IYRS is partnering with CCT to hold a three-day seminar to prepare people for the CCT exam – why did IYRS want to get involved in this?
Bob Lacovara and I wanted to provide the opportunity for technicians in the New England area to receive hands-on training with CCT certification. Bob always felt that teaching hands-on classes was the next phase for the program; it was something he always wanted to do. But it’s difficult to make something like that happen. You need to have the right facility and materials to safely provide training to a large group of people, which is exactly what IYRS will provide for the course.
The seminar is basically expanding on the information provided by the CCT training program and adding an experiential platform for students to see the whole process. Our hope is to make this seminar an annual event at IYRS for composite technicians, and interested technicians, to experience composite manufacturing.
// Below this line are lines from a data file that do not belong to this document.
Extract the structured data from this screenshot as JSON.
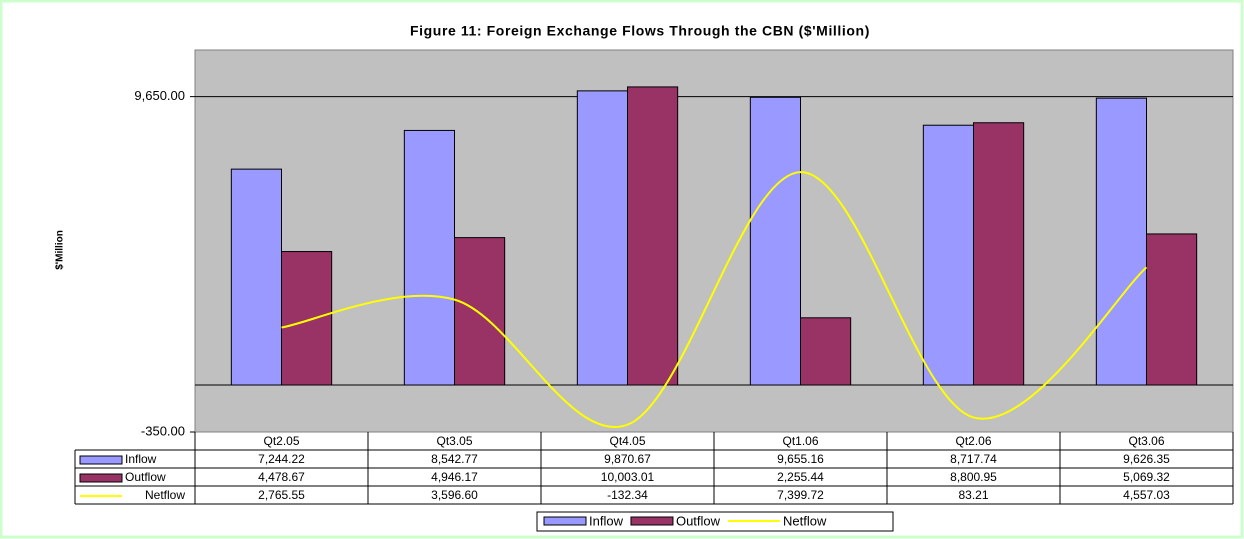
{
  "chart_data": {
    "type": "bar",
    "title": "Figure 11: Foreign Exchange Flows Through the CBN ($'Million)",
    "y_axis_label": "$'Million",
    "categories": [
      "Qt2.05",
      "Qt3.05",
      "Qt4.05",
      "Qt1.06",
      "Qt2.06",
      "Qt3.06"
    ],
    "series": [
      {
        "name": "Inflow",
        "type": "bar",
        "axis": "y2",
        "color": "#9999ff",
        "values": [
          7244.22,
          8542.77,
          9870.67,
          9655.16,
          8717.74,
          9626.35
        ],
        "value_labels": [
          "7,244.22",
          "8,542.77",
          "9,870.67",
          "9,655.16",
          "8,717.74",
          "9,626.35"
        ]
      },
      {
        "name": "Outflow",
        "type": "bar",
        "axis": "y2",
        "color": "#993366",
        "values": [
          4478.67,
          4946.17,
          10003.01,
          2255.44,
          8800.95,
          5069.32
        ],
        "value_labels": [
          "4,478.67",
          "4,946.17",
          "10,003.01",
          "2,255.44",
          "8,800.95",
          "5,069.32"
        ]
      },
      {
        "name": "Netflow",
        "type": "line",
        "color": "#ffff00",
        "values": [
          2765.55,
          3596.6,
          -132.34,
          7399.72,
          83.21,
          4557.03
        ],
        "value_labels": [
          "2,765.55",
          "3,596.60",
          "-132.34",
          "7,399.72",
          "83.21",
          "4,557.03"
        ]
      }
    ],
    "ylim": [
      -350,
      11040
    ],
    "yticks": [
      {
        "value": 9650,
        "label": "9,650.00"
      },
      {
        "value": -350,
        "label": "-350.00"
      }
    ],
    "y2lim": [
      -1577,
      11242
    ],
    "grid": true,
    "legend": "bottom"
  }
}
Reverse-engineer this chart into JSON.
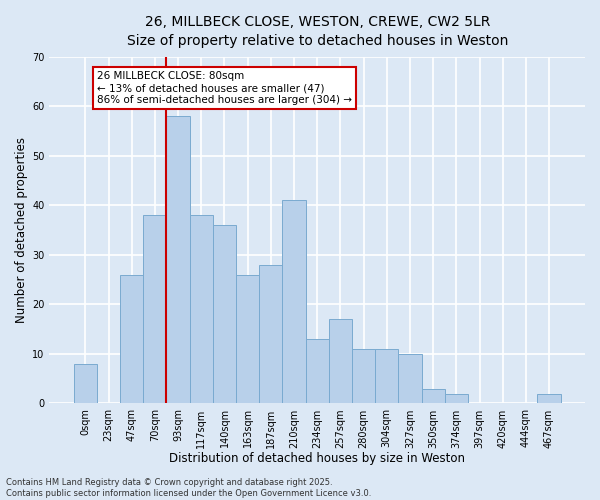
{
  "title_line1": "26, MILLBECK CLOSE, WESTON, CREWE, CW2 5LR",
  "title_line2": "Size of property relative to detached houses in Weston",
  "xlabel": "Distribution of detached houses by size in Weston",
  "ylabel": "Number of detached properties",
  "categories": [
    "0sqm",
    "23sqm",
    "47sqm",
    "70sqm",
    "93sqm",
    "117sqm",
    "140sqm",
    "163sqm",
    "187sqm",
    "210sqm",
    "234sqm",
    "257sqm",
    "280sqm",
    "304sqm",
    "327sqm",
    "350sqm",
    "374sqm",
    "397sqm",
    "420sqm",
    "444sqm",
    "467sqm"
  ],
  "values": [
    8,
    0,
    26,
    38,
    58,
    38,
    36,
    26,
    28,
    41,
    13,
    17,
    11,
    11,
    10,
    3,
    2,
    0,
    0,
    0,
    2
  ],
  "bar_color": "#b8d0ea",
  "bar_edge_color": "#7aaad0",
  "background_color": "#dce8f5",
  "grid_color": "#ffffff",
  "annotation_box_text": "26 MILLBECK CLOSE: 80sqm\n← 13% of detached houses are smaller (47)\n86% of semi-detached houses are larger (304) →",
  "annotation_box_color": "#ffffff",
  "annotation_box_edge_color": "#cc0000",
  "vline_color": "#cc0000",
  "vline_x_index": 3,
  "ylim": [
    0,
    70
  ],
  "yticks": [
    0,
    10,
    20,
    30,
    40,
    50,
    60,
    70
  ],
  "footnote": "Contains HM Land Registry data © Crown copyright and database right 2025.\nContains public sector information licensed under the Open Government Licence v3.0.",
  "title_fontsize": 10,
  "subtitle_fontsize": 9,
  "tick_fontsize": 7,
  "label_fontsize": 8.5,
  "annotation_fontsize": 7.5,
  "footnote_fontsize": 6
}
What’s the value of the CCT program?
CCT curriculum already offers valuable information for technicians, and I believe the value of the program will only increase over time. We based our curriculum for the Marine Systems program on certification from the American Boating and Yacht Council, which is now a recognized program in the marine industry. The more it became accepted, the more significant it was that our program was using those standards. It takes time for any certification to gain traction in the industry. Once manufacturers start investing in CCT certifications for employees, the program becomes significant for the industry. That’s what we need to look for: the broader the program becomes, the more it is used by industry, and the more significance it has for the individual technicians.